Günlük yaşamın akıntısında sürüklenirken, müdavimi olduğu Çark Mesire’de konuşurken, Kesik Mehmet’in ocağında çay içerken, telefon çalarken soru yüzeye çıkıveriyor, benliğimiz düşüncenin kaydığı yere yöneliyordu.
- Ne zaman duracak?
İki hafta kadar önce Şadi Tanış’a sormuş, Kıratlı’nın hastaneye kaldırıldığını, durumunun ağır olduğunu öğrenmiştik.
Sımsıcak yüreği duracak mıydı Yaşar Kıratlı’nın?
Durdu.
***
Lütfü Galipoğlu dün acı haberi verdiğinde içimde tuhaf bir duygu pırpırlandı.
İki üç aydır yakalandığı amansız hastalıkla boğuşurken arayıp soramadığım çok yakın bir dostumun cenazesine gelmek tedirginliği içimi yiyordu; kendi kendimi aklamak için gerekçeler arayıp duruyordum.
Oysa Kıratlı, hasta yatağındayken görülmekten hoşlanacak adam değildi.
***
Yaşar Kıratlı insan canlısı bir kişiydi, yaşamı dostluklar, arkadaşlıklar üzerine kuruluydu, insanları ayırmazdı.
Farklı dünya görüşlerimiz vardı Yaşar’la, o muhafazakar demokrasiyi ben sosyal demokrasiyi savunuyordum.
1994 yerel seçimleriyle birlikte Erbakan’ın ‘milli görüş’ çizgisi rüzgarlanmıştı, halbuki Yaşar Kıratlı, yaprağın kıpırdamadığı, kimsenin ağzını açamadığı günlerde hem de bir işadamı olarak defterinin dürülmesini göze aldı, Erbakan’ı ve onun geliştirdiği siyasal çizginin ateşli savunuculuğunu yapmıştı.
Bugün ülkeyi ve şehrimizi Erbakan’ın talebeleri yönetiyor; buna rağmen Kıratlı, kendini göstermek için ter ter tepinenlerden olmadı;  geride, gölgede kalmayı yeğledi.
Durmuş oturmuş kişiliğini başka hangi örnek anlatabilir?

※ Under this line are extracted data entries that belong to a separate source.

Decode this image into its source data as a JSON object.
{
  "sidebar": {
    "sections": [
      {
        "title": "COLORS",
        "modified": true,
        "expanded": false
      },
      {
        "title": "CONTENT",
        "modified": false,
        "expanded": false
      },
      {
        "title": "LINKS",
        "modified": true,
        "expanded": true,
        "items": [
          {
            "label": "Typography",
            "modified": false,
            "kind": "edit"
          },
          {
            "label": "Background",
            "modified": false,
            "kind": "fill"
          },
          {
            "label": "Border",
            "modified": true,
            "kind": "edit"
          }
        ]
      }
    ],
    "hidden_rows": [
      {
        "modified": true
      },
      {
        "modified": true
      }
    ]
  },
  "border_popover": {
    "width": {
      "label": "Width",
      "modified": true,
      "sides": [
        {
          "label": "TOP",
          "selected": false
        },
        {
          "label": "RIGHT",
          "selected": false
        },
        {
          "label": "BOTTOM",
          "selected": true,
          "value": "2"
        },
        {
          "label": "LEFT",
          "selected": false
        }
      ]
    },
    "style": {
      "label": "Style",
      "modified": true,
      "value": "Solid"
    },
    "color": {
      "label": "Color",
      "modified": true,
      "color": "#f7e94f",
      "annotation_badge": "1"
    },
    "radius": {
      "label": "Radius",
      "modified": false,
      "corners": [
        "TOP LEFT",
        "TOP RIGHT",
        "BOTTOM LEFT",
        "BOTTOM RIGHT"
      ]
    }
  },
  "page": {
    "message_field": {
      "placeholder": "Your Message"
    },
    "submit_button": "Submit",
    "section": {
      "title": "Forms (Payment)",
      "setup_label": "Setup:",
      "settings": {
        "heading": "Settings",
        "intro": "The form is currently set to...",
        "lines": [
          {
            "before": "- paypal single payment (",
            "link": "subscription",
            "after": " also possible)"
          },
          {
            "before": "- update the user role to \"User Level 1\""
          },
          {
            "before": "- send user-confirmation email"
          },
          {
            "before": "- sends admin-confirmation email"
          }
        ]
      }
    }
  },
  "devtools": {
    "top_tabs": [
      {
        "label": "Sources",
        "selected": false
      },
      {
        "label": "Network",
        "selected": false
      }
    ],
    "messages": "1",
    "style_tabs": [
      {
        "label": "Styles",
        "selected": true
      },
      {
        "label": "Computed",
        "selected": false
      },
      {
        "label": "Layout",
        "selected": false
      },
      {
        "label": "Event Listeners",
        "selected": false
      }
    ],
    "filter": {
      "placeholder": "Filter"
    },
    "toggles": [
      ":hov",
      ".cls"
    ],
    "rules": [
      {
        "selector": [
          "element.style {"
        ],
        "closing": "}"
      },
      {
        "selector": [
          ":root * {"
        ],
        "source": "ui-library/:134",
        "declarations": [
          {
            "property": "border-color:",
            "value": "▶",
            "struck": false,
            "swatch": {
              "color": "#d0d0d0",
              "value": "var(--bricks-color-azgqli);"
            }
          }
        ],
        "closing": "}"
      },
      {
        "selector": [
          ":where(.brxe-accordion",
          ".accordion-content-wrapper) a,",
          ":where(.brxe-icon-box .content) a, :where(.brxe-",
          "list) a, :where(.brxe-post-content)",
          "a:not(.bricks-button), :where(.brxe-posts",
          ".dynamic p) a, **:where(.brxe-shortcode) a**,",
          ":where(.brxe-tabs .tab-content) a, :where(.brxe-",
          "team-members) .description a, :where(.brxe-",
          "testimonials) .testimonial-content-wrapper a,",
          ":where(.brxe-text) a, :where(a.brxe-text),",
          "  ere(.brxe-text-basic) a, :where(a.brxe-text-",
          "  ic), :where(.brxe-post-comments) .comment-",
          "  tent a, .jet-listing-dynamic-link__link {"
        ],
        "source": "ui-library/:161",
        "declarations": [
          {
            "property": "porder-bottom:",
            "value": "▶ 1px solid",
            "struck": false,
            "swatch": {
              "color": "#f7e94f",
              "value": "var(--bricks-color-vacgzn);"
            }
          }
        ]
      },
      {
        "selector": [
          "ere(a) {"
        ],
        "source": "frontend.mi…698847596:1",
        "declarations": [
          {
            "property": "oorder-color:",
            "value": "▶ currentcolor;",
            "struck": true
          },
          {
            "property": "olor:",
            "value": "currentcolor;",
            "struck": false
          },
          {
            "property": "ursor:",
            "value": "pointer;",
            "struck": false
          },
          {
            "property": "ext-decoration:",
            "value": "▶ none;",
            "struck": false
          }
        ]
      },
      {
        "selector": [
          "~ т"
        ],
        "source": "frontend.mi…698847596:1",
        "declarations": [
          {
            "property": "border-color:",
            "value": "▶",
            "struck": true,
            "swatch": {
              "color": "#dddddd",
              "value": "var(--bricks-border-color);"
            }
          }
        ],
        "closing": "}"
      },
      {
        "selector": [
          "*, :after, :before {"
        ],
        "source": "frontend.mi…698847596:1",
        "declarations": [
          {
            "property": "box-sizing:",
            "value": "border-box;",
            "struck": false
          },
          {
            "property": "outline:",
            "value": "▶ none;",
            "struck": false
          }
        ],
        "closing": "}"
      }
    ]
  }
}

Bir gün Hüseyin Aykut’la ziyaretine gittiğimizde demişti ki:
“Bugün siyasette rol alanları, en yakın akrabam gibi tanırım, tek tek bilirim…”
Yaşar Kıratlı’nın anıları öylesine zengin ve renkliydi ki geçmişin güzelliklerini, acılarını, gülünç çizgilerini bütün sıcaklığıyla taşıyordu.
Siyaseti şahsi beklenti ile yapmadı, adeta dünün dünyasındandı, inanç eriydi, milli görüş çizgisinin ilk yıllarında ayağında pençeli ayakkabı giyenlerin şimdi modayı takip etmeleri, son model otomobilleri yeğlemesi, lüks yaşamları Kıratlı’yı politikadan uzaklaştırmıştı, sıtkının sıyrıldığını konuşmalarında belli ediyordu.
Son yıllarında sosyal kişiliğini Sakaryaspor ve SATSO’da yönetici düzeyinde sürdürmeyi tercih etti.
***
Son ne zaman görmüştüm onu?
İki ay kadar önce Çark Mesire’de karşılaştık, hastalığının ilk günleriydi,  geçmiş olsun diyemedim; sevecen bakışlı, griye çalan ak saçları ve dingin yüzüyle bu göçmen kılıklı genç adama illet hastalığı konduramadım.
O gece ayrılırken elimi sıktı, elinin sıcaklığını duyumsadım.
Bende kalan son anısı elinin sıcaklığı oldu.